In Ankara amtiert ein Staatsgerichtshof, der sich mit Vorliebe auf Journalisten, Schriftsteller und Künstler stürzt. So wurde der bekannte Schauspieler Mahir Güns-ray vor diesem Gericht angeklagt, weil er bei seiner Verteidigung in einem anderen Verfahren aus Kafkas „Prozeß" zitiert hatte.

In Kurdistan führt die Türkei nicht nur einen Krieg gegen die sozialistische Terrororganisation PKK, sondern sie verfolgt auch die kurdische Bevölkerung, der der Status als eigene Volksgruppe abgesprochen wird. Ganz zu schweigen davon, daß den kurdischen Gebieten Autonomie gewährt würde.

Die Türkei müßte wissen, daß im westlichen Europa Minderheiten - wie groß oder klein sie auch sein mögen - unter einem besonderen Schutz stehen, und daß dies eines der wichtigsten Prinzipien der Europäischen Gemeinschaft ist.

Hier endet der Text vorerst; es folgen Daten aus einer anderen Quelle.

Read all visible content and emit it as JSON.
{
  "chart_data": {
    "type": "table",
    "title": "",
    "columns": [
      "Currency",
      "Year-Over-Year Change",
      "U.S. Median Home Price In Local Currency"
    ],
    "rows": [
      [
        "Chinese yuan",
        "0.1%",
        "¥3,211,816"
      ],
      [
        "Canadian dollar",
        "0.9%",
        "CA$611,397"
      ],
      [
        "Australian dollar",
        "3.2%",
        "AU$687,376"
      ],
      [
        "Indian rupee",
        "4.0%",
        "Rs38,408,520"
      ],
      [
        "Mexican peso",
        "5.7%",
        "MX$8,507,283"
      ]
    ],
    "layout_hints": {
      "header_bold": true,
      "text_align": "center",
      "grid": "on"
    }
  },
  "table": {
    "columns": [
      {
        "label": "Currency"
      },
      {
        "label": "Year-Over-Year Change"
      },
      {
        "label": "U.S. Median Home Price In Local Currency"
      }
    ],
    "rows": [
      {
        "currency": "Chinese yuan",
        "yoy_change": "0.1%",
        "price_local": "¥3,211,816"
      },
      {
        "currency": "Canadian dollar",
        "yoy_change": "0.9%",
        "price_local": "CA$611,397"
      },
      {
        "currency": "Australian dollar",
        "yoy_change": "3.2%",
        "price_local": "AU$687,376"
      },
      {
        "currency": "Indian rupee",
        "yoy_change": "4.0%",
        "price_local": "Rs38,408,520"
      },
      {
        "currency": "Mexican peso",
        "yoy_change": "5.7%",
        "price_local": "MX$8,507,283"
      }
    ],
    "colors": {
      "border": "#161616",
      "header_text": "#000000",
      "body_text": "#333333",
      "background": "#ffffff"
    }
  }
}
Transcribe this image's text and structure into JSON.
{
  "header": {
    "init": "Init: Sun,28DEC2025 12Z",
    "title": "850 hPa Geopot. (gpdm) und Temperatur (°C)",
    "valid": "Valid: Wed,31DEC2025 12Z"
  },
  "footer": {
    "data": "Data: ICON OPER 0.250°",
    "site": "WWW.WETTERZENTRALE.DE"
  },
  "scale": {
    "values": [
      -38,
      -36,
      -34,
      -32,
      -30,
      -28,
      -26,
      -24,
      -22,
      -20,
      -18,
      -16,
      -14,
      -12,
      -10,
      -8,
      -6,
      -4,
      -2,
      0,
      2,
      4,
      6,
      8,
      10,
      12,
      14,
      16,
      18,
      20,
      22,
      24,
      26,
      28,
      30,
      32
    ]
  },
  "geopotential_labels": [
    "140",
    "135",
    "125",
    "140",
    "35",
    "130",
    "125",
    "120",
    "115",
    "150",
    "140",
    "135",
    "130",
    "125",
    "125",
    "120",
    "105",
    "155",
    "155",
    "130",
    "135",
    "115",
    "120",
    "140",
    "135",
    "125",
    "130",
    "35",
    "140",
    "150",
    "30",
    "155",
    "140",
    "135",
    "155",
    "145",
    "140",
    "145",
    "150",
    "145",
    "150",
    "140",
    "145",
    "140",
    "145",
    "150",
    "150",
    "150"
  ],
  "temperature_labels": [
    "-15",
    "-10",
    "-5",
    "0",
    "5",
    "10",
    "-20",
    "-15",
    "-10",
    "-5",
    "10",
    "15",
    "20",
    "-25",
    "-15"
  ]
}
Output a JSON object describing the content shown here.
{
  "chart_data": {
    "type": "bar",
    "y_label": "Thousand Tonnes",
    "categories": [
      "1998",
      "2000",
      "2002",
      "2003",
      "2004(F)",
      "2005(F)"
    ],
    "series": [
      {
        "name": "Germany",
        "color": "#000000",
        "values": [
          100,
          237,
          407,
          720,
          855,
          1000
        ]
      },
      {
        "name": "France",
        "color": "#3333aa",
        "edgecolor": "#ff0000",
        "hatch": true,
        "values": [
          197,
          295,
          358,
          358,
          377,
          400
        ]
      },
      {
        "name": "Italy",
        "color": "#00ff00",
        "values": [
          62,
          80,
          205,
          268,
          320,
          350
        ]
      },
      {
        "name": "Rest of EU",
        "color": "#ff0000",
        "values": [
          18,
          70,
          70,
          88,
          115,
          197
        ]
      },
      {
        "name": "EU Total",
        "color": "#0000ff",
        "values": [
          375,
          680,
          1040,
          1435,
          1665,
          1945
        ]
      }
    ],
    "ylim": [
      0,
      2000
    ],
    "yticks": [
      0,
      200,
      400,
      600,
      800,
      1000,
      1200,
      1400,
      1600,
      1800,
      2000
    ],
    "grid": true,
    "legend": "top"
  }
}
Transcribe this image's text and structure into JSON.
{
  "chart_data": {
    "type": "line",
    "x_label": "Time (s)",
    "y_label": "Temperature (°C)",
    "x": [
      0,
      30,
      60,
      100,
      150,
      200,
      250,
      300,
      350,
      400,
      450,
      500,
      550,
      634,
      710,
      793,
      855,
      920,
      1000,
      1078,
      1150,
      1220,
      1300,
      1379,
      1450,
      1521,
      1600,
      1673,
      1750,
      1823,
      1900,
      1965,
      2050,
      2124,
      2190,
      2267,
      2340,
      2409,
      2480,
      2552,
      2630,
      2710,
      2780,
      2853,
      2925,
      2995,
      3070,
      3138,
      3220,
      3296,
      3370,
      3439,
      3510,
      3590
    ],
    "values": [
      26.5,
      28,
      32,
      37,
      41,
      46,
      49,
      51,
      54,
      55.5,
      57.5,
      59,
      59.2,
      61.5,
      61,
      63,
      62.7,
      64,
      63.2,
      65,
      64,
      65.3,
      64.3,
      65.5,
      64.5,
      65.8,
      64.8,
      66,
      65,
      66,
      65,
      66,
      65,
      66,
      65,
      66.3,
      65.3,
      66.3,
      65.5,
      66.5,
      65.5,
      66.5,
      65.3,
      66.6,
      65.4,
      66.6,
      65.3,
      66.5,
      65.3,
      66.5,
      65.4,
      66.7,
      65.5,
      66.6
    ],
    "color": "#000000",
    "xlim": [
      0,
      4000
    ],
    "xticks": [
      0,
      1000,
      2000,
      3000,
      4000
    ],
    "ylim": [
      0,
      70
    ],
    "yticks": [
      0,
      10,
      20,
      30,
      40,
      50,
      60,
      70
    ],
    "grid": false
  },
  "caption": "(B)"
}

In der Berufung auf den Islam glaubt die Türkei nun die Begründung dafür gefunden zu haben, sich jenen Menschenrechtsstandards zu entziehen, die in Europa gelten. Diese Standards sind zwar vom Christentum und der Aufklärung geprägt, sie haben aber unterdessen universale Geltung.

Die Türkei wird von Europa nicht ausgeschlossen, weil sie ein islamisches Land ist, sondern sie schließt sich selbst aus, weil sie die Bedingungen nicht erfüllen will, die mit einer Teilnahme am gemeinsamen Europa verbunden sind. Der Islam ist nur ein Vorwand.